A faith-based organization received concessions from Louisville and state officials to help expand bus service at employment centers during its annual assembly on Monday.

The Citizens of Louisville Organized and United Together, or CLOUT, held its “Nehemiah” action assembly at the Memorial Auditorium on Fourth Street to pressure policymakers on public transit and a number of other issues.

Louisville’s unemployment rate is approximately 5 percent, according to state data. But activists and clergy with CLOUT point out it is around 24 percent in some economically depressed neighborhoods that are far removed from burgeoning job centers.

Joined by nearly 1,100 members who sought commitments from officials, CLOUT said it is critical for the city’s busing system to improve routes going to industrial parks, such as Riverport in southwest Jefferson County.

“Individuals need jobs and they want jobs, and those jobs are out at Riverport,” said the Rev. Reginald Barnes of Brown Memorial C.M.E. Church. “But the situation is that many people can’t get to them. If they have adequate transportation, then they can get to the jobs and begin to support themselves.”

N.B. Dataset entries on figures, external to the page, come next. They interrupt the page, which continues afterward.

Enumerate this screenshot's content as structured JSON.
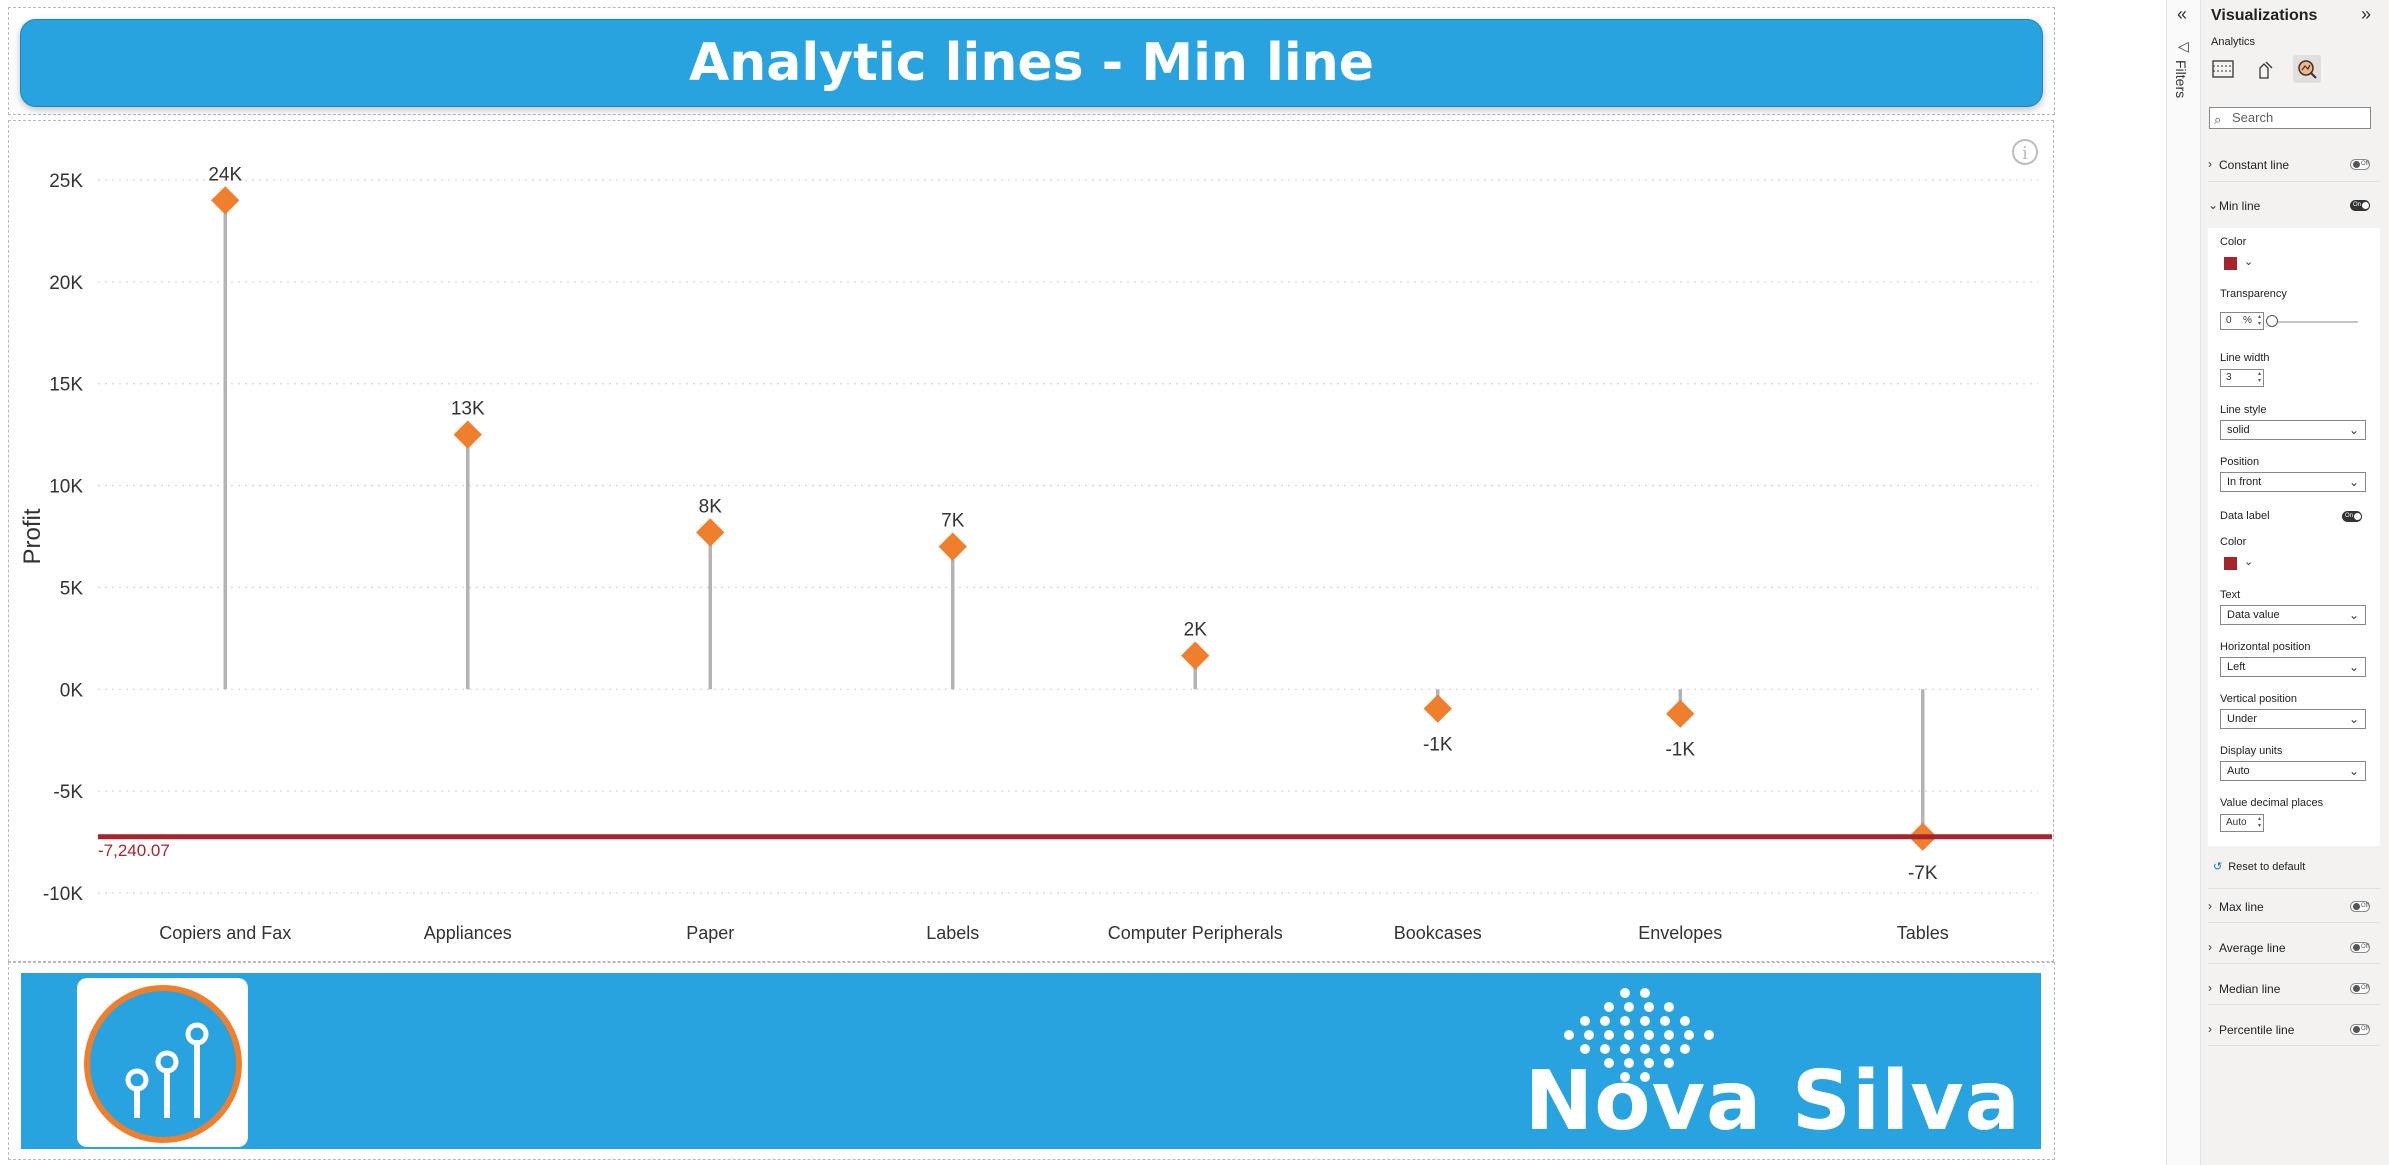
{
  "report": {
    "title": "Analytic lines - Min line",
    "brand_name": "Nova Silva"
  },
  "chart_data": {
    "type": "lollipop",
    "categories": [
      "Copiers and Fax",
      "Appliances",
      "Paper",
      "Labels",
      "Computer Peripherals",
      "Bookcases",
      "Envelopes",
      "Tables"
    ],
    "values": [
      24000,
      12500,
      7700,
      7000,
      1650,
      -950,
      -1200,
      -7240.07
    ],
    "data_labels": [
      "24K",
      "13K",
      "8K",
      "7K",
      "2K",
      "-1K",
      "-1K",
      "-7K"
    ],
    "ylabel": "Profit",
    "ylim": [
      -10000,
      25000
    ],
    "yticks": [
      25000,
      20000,
      15000,
      10000,
      5000,
      0,
      -5000,
      -10000
    ],
    "ytick_labels": [
      "25K",
      "20K",
      "15K",
      "10K",
      "5K",
      "0K",
      "-5K",
      "-10K"
    ],
    "grid": true,
    "min_line": {
      "value": -7240.07,
      "label": "-7,240.07",
      "color": "#a4262c"
    },
    "colors": {
      "marker": "#f07f2d",
      "stem": "#b3b3b3",
      "grid": "#d8d8d8"
    }
  },
  "filters_pane": {
    "label": "Filters"
  },
  "visualizations_pane": {
    "title": "Visualizations",
    "subtitle": "Analytics",
    "search_placeholder": "Search",
    "sections": {
      "constant_line": {
        "label": "Constant line",
        "toggle": "Off"
      },
      "min_line": {
        "label": "Min line",
        "toggle": "On"
      },
      "max_line": {
        "label": "Max line",
        "toggle": "Off"
      },
      "average_line": {
        "label": "Average line",
        "toggle": "Off"
      },
      "median_line": {
        "label": "Median line",
        "toggle": "Off"
      },
      "percentile_line": {
        "label": "Percentile line",
        "toggle": "Off"
      }
    },
    "min_line_settings": {
      "color_label": "Color",
      "transparency_label": "Transparency",
      "transparency_value": "0",
      "transparency_unit": "%",
      "line_width_label": "Line width",
      "line_width_value": "3",
      "line_style_label": "Line style",
      "line_style_value": "solid",
      "position_label": "Position",
      "position_value": "In front",
      "data_label_label": "Data label",
      "data_label_toggle": "On",
      "label_color_label": "Color",
      "text_label": "Text",
      "text_value": "Data value",
      "horizontal_position_label": "Horizontal position",
      "horizontal_position_value": "Left",
      "vertical_position_label": "Vertical position",
      "vertical_position_value": "Under",
      "display_units_label": "Display units",
      "display_units_value": "Auto",
      "decimal_places_label": "Value decimal places",
      "decimal_places_value": "Auto"
    },
    "reset_label": "Reset to default"
  }
}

The assembly asked Metro Council members in attendance along with Riverport employers and officials from the Kentuckiana Regional Planning & Development Agency to support a $3 million federal grant over three years that TARC is seeking to establish a circulator bus route to Riverport. And they agreed.

Riverport is home to at least 115 companies and approximately 7,000 jobs, including eBay, LG&E and Yokohama Tire Corp.

TARC currently provides eight trips to the Riverport area through its No. 19 bus line.

The city’s busing service also made schedule adjustments and changed arrival and departure times at stops in response to expanding shifts.

TARC Executive Director Barry Barker, who attended the assembly, committed to meeting with stakeholders. The grant requires a 20 percent local match in contributions for any amount TARC receives in federal funding.

“It’s not in the budget currently; we’re going to have to figure out where we’re going to get it,” Barker said.

CLOUT’s dissatisfaction with the city’s busing system was echoed by Riverport businesses, who also have voiced frustrations with the lack of connecting public transit.

In a survey conducted by the Riverport Business Association, 82 percent of employers who responded said they were dissatisfied with the current busing service.

Employers highlight the lack of routes during third shift hours from 11:30 p.m. to 5:30 a.m., and no trips during the weekends as something hurting job seekers, small businesses and the local economy.

“I bring in 800 employees every Christmas holiday season and I have to go through about 1,500 because some can’t make it every day,” said Keith Pataluna, vice president of Café Press, an online retailer that employs more than 300 workers at Riverport. “People just can’t get there. It’s just really tough for us.”

CLOUT’s assembly also lobbied council members on approving a revenue stream for the Affordable Housing Trust Fund, state officials on regulating predatory loan practices and Jefferson County schools on closing the achievement gap along racial lines.